L’Association mauricienne d’athlétisme (AMA) a d’ores et déjà établi une liste d’athlètes susceptibles de participer aux championnats d’Afrique prévus du 26 juin au 1er juillet au Bénin, puis aux Jeux Olympiques de Londres prévus du 27 juillet au 12 août. Deux listes dans lesquelles se retrouvent essentiellement les mêmes athlètes. Reste que les minima dans l’un ou l’autre cas seront déterminants.
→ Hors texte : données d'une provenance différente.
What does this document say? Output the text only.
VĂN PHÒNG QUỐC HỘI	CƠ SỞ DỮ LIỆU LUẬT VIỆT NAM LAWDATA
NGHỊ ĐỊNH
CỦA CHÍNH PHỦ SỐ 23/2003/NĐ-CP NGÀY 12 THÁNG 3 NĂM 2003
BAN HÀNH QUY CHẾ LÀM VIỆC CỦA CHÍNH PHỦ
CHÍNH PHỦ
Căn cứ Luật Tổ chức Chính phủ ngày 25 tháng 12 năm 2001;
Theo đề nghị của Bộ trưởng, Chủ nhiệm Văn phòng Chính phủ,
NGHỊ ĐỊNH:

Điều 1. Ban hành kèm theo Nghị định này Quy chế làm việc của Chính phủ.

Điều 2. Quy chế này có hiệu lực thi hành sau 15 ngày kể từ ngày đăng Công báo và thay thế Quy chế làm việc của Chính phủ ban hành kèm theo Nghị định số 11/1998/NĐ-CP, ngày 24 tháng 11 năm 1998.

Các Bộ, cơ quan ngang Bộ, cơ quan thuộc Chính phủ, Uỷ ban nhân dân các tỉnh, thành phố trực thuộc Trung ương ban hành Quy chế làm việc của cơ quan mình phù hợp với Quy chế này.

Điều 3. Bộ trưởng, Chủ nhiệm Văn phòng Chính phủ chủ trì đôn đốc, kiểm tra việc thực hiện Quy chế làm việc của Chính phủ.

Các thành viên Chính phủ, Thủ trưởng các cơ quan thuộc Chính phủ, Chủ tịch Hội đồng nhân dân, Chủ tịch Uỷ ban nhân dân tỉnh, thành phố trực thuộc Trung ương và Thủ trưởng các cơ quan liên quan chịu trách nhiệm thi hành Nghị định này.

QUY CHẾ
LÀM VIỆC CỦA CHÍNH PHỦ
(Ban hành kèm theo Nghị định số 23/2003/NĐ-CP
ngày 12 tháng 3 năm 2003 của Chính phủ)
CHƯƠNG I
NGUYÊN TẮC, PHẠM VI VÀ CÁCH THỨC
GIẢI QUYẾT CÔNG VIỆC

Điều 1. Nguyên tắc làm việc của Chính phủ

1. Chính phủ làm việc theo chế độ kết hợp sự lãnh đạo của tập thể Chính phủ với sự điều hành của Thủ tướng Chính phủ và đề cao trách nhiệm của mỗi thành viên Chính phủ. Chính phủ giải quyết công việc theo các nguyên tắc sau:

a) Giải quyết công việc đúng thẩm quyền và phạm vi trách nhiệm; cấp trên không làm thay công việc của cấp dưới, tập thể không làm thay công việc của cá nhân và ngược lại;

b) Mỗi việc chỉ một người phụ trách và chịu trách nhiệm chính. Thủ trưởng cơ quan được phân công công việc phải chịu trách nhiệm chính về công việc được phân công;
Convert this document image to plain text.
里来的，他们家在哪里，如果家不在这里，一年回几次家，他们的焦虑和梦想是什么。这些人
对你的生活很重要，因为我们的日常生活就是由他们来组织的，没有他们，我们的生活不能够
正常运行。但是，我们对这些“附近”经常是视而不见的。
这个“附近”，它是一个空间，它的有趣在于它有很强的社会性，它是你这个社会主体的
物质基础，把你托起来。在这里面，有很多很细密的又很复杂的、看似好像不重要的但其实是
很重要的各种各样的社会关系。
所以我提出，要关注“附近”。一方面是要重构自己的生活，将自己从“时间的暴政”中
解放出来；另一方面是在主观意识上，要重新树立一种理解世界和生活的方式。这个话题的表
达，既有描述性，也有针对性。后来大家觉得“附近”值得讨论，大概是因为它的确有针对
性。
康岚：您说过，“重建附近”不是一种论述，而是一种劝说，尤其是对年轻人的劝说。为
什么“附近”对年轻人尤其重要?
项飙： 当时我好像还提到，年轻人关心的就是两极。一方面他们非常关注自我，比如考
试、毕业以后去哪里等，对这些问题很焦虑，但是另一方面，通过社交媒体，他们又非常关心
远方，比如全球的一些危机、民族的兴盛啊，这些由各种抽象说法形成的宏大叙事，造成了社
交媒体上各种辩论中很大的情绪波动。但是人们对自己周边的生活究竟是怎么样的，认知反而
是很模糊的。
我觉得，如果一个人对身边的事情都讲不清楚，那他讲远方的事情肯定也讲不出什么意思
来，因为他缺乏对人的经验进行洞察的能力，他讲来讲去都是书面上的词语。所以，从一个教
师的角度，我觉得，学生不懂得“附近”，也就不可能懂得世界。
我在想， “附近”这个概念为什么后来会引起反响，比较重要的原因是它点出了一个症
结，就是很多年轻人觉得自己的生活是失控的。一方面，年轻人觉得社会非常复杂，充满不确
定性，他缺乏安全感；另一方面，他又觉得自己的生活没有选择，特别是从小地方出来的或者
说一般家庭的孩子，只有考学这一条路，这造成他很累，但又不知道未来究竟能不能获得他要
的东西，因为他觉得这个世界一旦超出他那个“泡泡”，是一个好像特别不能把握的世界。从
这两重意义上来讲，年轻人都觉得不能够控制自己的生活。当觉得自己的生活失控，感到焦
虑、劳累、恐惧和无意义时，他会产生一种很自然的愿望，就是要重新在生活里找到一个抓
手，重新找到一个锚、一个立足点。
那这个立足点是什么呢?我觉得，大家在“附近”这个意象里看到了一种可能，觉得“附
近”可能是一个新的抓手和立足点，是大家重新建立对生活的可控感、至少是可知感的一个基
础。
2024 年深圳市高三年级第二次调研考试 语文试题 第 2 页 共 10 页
L’événement continental, pour lequel 21 athlètes (14 masculins et 7 féminins) ont été présélectionnés, reste l’objectif principal de l’année, soutient le secrétaire de l’association, Vivian Gungaram. « C’est l’objectif majeur étant donné que nous avons plus de possibilités d’avoir des finalistes et même des médailles. Par contre, pour les JO et compte tenu de la valeur de nos athlètes, ce sera plus difficile, mais pas impossible pour eux de se qualifier et d’arriver en quarts de finale. Une place en demi-finales reste quasiment impossible », constate-t-il.
Il ajoute « qu’aux championnats d’Afrique, les finales et les podiums sont plus accessibles et les athlètes sont au courant du défi. » Au final, la sélection sera composée de 10 à 12 athlètes, a-t-il indiqué.
D’ici à l’échéance béninoise, cette présélection s’entraînera en fonction des événements tant continentaux, régionaux et nationaux qui ont été prévus dans le calendrier. Mais comme toujours, elle sera à double tranchant, le groupe pouvant être rejoint par d’autres athlètes qui afficheront au fur et à mesure leurs bonnes dispositions ou se séparer des uns qui ne satisferaient plus les exigences.
« La sélection devrait être finalisée en juin et, d’ici là, il y aura le meeting international CAA (avril), les meetings africains, les compétitions d’Afrique australes et les compétitions régionales et nationales qui serviront à la finaliser », précise de son côté Khemraj Naiko, entraîneur de sauts et membre de l’équipe technique.
Il ajoute que certains athlètes présélectionnés ont déjà satisfait les minima béninois, dont le décathlonien Guillaume Thierry. Celui-ci est également candidat aux JO de Londres. Mais il lui reste les minima à franchir (7700 pts). « On espère qu’il les réalisera également car Guillaume se retrouve actuellement à 7400 pts. Qui plus est, les minima olympiques au décathlon sont obligatoires. »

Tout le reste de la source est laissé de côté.